Tschanz mäßigte die Geschwindigkeit ein wenig. »Ich bin einmal mit Schmied gefahren, langsam wie der Teufel, und ich erinnere mich, daß er seinem Wagen einen sonderbaren Namen gegeben hatte. Er nannte ihn, als er tanken mußte. Können Sie sich an diesen Namen erinnern? Er ist mir entfallen.«
»Er nannte seinen Wagen den blauen Charon«, antwortete Bärlach.
»Charon ist ein Name aus der griechischen Sage, nicht wahr?«
»Charon fuhr die Toten in die Unterwelt hinüber, Tschanz.«
»Schmied hatte reiche Eltern und durfte das Gymnasium besuchen. Das konnte sich unsereiner nicht leisten. Da wußte er eben, wer Charon war, und wir wissen es nicht.«
Bärlach steckte die Hände in die Manteltaschen und blickte von neuem auf den Geschwindigkeitsmesser. »Ja, Tschanz«, sagte er, »Schmied war gebildet, konnte Griechisch und Lateinisch und hatte eine große Zukunft vor sich als Studierter, aber trotzdem würde ich nicht mehr als Hundert fahren.«
Kurz nach Gümmenen, bei einer Tankstelle, hielt der Wagen jäh an. Ein Mann trat zu ihnen und wollte sie bedienen.

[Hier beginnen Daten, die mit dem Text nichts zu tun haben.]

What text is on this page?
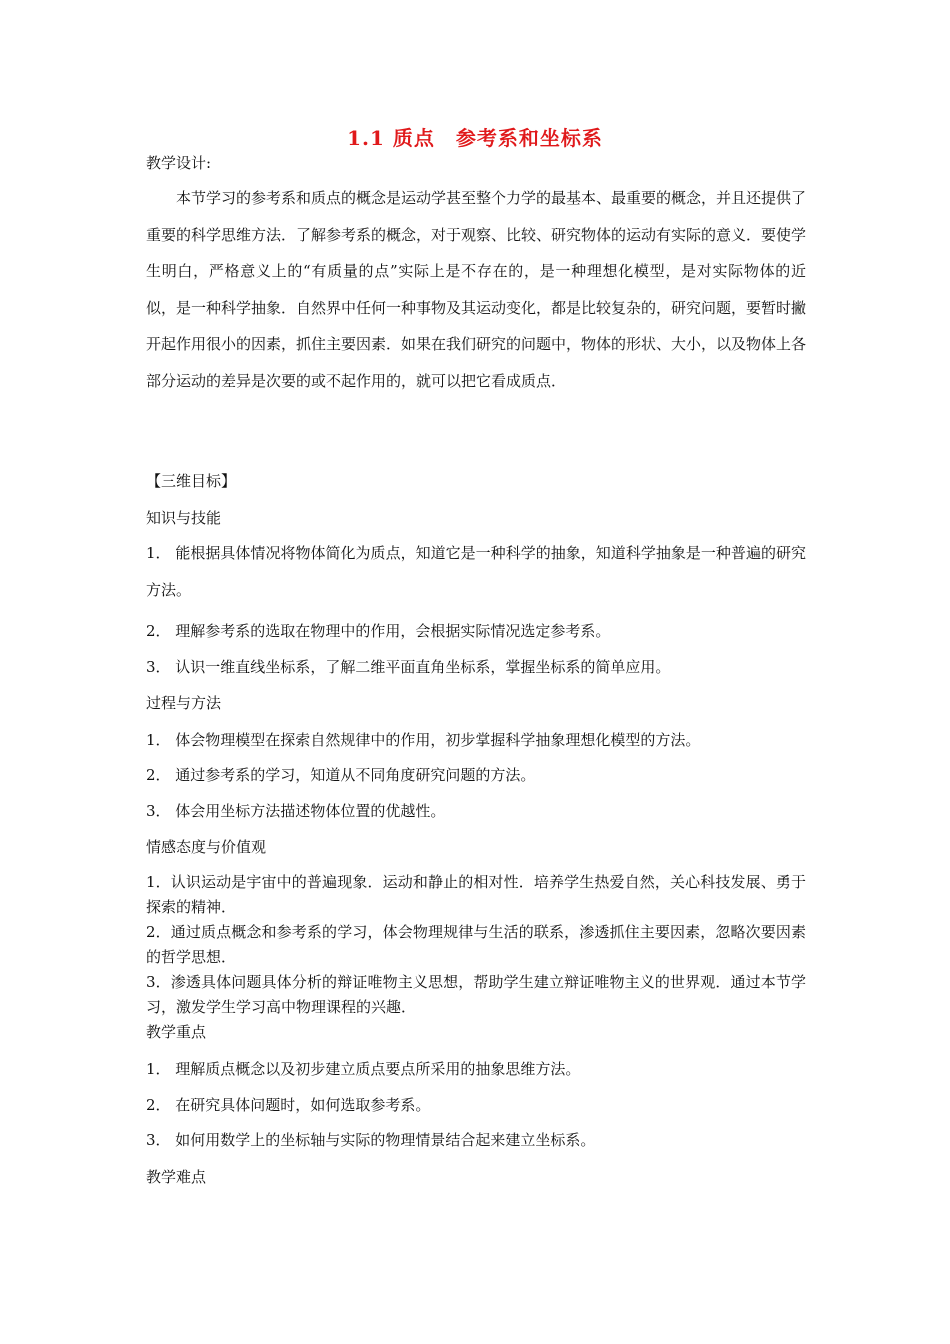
1.1 质点　参考系和坐标系
教学设计:
本节学习的参考系和质点的概念是运动学甚至整个力学的最基本、最重要的概念，并且还提供了重要的科学思维方法．了解参考系的概念，对于观察、比较、研究物体的运动有实际的意义．要使学生明白，严格意义上的“有质量的点”实际上是不存在的，是一种理想化模型，是对实际物体的近似，是一种科学抽象．自然界中任何一种事物及其运动变化，都是比较复杂的，研究问题，要暂时撇开起作用很小的因素，抓住主要因素．如果在我们研究的问题中，物体的形状、大小，以及物体上各部分运动的差异是次要的或不起作用的，就可以把它看成质点．
【三维目标】
知识与技能
1． 能根据具体情况将物体简化为质点，知道它是一种科学的抽象，知道科学抽象是一种普遍的研究方法。
2． 理解参考系的选取在物理中的作用，会根据实际情况选定参考系。
3． 认识一维直线坐标系，了解二维平面直角坐标系，掌握坐标系的简单应用。
过程与方法
1． 体会物理模型在探索自然规律中的作用，初步掌握科学抽象理想化模型的方法。
2． 通过参考系的学习，知道从不同角度研究问题的方法。
3． 体会用坐标方法描述物体位置的优越性。
情感态度与价值观

1．认识运动是宇宙中的普遍现象．运动和静止的相对性．培养学生热爱自然，关心科技发展、勇于探索的精神．

2．通过质点概念和参考系的学习，体会物理规律与生活的联系，渗透抓住主要因素，忽略次要因素的哲学思想．

3．渗透具体问题具体分析的辩证唯物主义思想，帮助学生建立辩证唯物主义的世界观．通过本节学习，激发学生学习高中物理课程的兴趣．

教学重点
1． 理解质点概念以及初步建立质点要点所采用的抽象思维方法。
2． 在研究具体问题时，如何选取参考系。
3． 如何用数学上的坐标轴与实际的物理情景结合起来建立坐标系。
教学难点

»Polizei«, sagte Tschanz. »Wir müssen eine Auskunft haben.«
Sie sahen undeutlich ein neugieriges und etwas erschrockenes Gesicht, das sich in den Wagen beugte.
»Hat bei Ihnen ein Autofahrer vor zwei Tagen angehalten, der seinen Wagen den blauen Charon nannte?«
Der Mann schüttelte verwundert den Kopf, und Tschanz fuhr weiter. »Wir werden den nächsten fragen.«
An der Tankstelle von Kerzers wußte man auch nichts.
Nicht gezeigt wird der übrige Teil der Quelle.